Open Access
A non‐selective endothelin receptor antagonist bosentan modulates kinetics of bone marrow‐derived cells in ameliorating pulmonary hypertension in mice
Author(s) -
Kato Taichi,
Mitani Yoshihide,
Masuya Masahiro,
Maruyama Junko,
Sawada Hirofumi,
Ohashi Hiroyuki,
Ikeyama Yukiko,
Otsuki Shoichiro,
Yodoya Noriko,
Shinohara Tsutomu,
Miyata Eri,
Zhang Erquan,
Katayama Naoyuki,
Shimpo Hideto,
Maruyama Kazuo,
Komada Yoshihiro,
Hirayama Masahiro
Publication year - 2020
Publication title -
pulmonary circulation
Language(s) - English
Resource type - Journals
SCImago Journal Rank - 0.791
H-Index - 40
ISSN - 2045-8940
DOI - 10.1177/2045894020919355
Subject(s) - bosentan , medicine , bone marrow , pulmonary hypertension , stromal cell , endocrinology , endothelin receptor , receptor
The aim of this study was to investigate whether a dual endothelin receptor antagonist bosentan modulates the kinetics of bone marrow‐derived stem cells in inhibiting the development of pulmonary hypertension.

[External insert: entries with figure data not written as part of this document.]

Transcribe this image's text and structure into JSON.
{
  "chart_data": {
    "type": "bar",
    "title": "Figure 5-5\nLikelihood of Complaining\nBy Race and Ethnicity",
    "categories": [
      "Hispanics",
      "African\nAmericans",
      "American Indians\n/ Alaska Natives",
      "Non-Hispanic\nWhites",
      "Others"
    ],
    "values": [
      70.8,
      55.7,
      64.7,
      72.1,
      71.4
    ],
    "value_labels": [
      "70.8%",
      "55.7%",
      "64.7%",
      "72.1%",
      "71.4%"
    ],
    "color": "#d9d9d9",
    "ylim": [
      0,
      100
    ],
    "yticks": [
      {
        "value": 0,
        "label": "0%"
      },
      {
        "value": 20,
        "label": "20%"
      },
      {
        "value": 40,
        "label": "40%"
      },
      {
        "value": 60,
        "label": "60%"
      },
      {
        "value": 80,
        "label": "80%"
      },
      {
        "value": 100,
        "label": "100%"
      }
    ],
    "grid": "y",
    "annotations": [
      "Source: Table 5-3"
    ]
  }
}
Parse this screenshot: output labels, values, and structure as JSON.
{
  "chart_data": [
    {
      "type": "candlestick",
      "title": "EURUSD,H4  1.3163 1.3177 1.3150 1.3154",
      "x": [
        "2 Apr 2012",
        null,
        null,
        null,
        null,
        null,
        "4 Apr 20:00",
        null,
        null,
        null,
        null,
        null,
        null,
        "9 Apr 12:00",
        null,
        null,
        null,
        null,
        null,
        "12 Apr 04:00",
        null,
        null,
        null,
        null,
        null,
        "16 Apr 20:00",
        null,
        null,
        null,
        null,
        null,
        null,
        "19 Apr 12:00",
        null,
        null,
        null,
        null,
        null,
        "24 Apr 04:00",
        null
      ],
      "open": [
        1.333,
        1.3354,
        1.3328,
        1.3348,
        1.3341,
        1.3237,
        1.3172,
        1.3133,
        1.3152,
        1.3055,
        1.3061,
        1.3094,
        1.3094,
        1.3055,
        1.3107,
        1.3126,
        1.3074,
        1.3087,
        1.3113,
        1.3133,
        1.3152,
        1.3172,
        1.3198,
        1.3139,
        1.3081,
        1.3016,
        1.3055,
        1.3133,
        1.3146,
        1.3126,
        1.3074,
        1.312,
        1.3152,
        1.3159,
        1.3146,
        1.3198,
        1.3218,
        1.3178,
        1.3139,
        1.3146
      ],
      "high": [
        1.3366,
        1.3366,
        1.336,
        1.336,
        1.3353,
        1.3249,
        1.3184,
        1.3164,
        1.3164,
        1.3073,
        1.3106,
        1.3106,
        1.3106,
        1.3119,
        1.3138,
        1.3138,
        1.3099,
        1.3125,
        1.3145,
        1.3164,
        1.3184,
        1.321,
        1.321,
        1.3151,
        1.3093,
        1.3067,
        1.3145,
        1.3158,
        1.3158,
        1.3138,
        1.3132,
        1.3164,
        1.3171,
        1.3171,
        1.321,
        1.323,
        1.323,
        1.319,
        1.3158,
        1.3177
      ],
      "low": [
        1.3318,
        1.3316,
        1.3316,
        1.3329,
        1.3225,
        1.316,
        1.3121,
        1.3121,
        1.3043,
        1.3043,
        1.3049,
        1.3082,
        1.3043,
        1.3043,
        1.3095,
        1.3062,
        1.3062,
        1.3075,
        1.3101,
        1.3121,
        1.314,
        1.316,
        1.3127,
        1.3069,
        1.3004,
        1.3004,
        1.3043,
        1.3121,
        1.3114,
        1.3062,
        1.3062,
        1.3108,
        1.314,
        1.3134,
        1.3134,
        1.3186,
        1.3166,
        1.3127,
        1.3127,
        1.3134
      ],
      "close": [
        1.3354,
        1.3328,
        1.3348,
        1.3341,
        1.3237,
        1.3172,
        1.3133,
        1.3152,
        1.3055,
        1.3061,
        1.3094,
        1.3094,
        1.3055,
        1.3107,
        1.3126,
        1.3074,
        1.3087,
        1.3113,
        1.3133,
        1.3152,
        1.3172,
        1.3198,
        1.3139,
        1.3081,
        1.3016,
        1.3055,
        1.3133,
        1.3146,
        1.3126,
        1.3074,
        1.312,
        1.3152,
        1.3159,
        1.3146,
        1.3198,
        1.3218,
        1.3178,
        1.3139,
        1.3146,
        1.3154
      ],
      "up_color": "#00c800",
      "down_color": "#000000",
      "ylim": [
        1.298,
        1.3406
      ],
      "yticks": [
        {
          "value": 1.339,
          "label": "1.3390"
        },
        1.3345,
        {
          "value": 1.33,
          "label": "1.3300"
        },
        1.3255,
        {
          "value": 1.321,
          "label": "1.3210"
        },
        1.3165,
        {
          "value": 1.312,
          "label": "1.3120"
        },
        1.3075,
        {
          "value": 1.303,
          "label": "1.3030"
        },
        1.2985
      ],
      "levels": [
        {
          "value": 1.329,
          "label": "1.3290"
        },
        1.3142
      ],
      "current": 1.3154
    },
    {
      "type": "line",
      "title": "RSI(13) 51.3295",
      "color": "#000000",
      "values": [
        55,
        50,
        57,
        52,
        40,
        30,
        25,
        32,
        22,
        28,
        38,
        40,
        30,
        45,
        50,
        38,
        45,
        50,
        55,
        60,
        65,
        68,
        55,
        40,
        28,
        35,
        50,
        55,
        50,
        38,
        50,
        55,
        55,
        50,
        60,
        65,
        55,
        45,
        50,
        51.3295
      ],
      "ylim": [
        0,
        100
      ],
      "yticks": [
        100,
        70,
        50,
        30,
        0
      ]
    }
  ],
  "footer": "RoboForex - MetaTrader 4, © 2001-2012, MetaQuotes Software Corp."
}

Bone marrow chimeric mice, transplanted with enhanced green fluorescent protein (eGFP)‐positive bone marrow mononuclear cells, were exposed to hypobaric hypoxia or kept in the ambient air, and were daily treated with bosentan sodium salt or saline for 21 days. After the treatment period, right ventricular pressure was measured and pulmonary vascular morphometry was conducted. Incorporation of bone marrow‐derived cells was analyzed by immunohistochemistry. Gene expression and protein level in the lung tissue were evaluated by quantitative real‐time PCR and western blotting, respectively. The results showed that, in hypoxic mice, right ventricular pressure and the percentage of muscularized vessel were increased and pulmonary vascular density was decreased, each of which was reversed by bosentan. Bone marrow‐derived endothelial cells and macrophages in lungs were increased by hypoxia. Bosentan promoted bone marrow‐derived endothelial cell incorporation but inhibited macrophage infiltration into lungs. Quantitative real‐time PCR analysis revealed that interleukin 6, stromal cell‐derived factor‐1, and monocyte chemoattractant protein‐1 were upregulated by hypoxia, in which interleukin 6 and monocyte chemoattractant protein‐1 were downregulated and stromal cell‐derived factor‐1 was upregulated by bosentan. Protein level of endothelial nitric oxide synthase (eNOS) in the whole lung was significantly upregulated by hypoxia, which was further upregulated by bosentan. Bosentan modulated kinetics of bone marrow‐derived ECs and macrophages and related gene expression in lungs in ameliorating pulmonary hypertension in mice. Altered kinetics of bone marrow‐derived stem cells may be a novel mechanism of the endothelin receptor blockade in vivo and confer a new understanding of the therapeutic basis for pulmonary hypertension.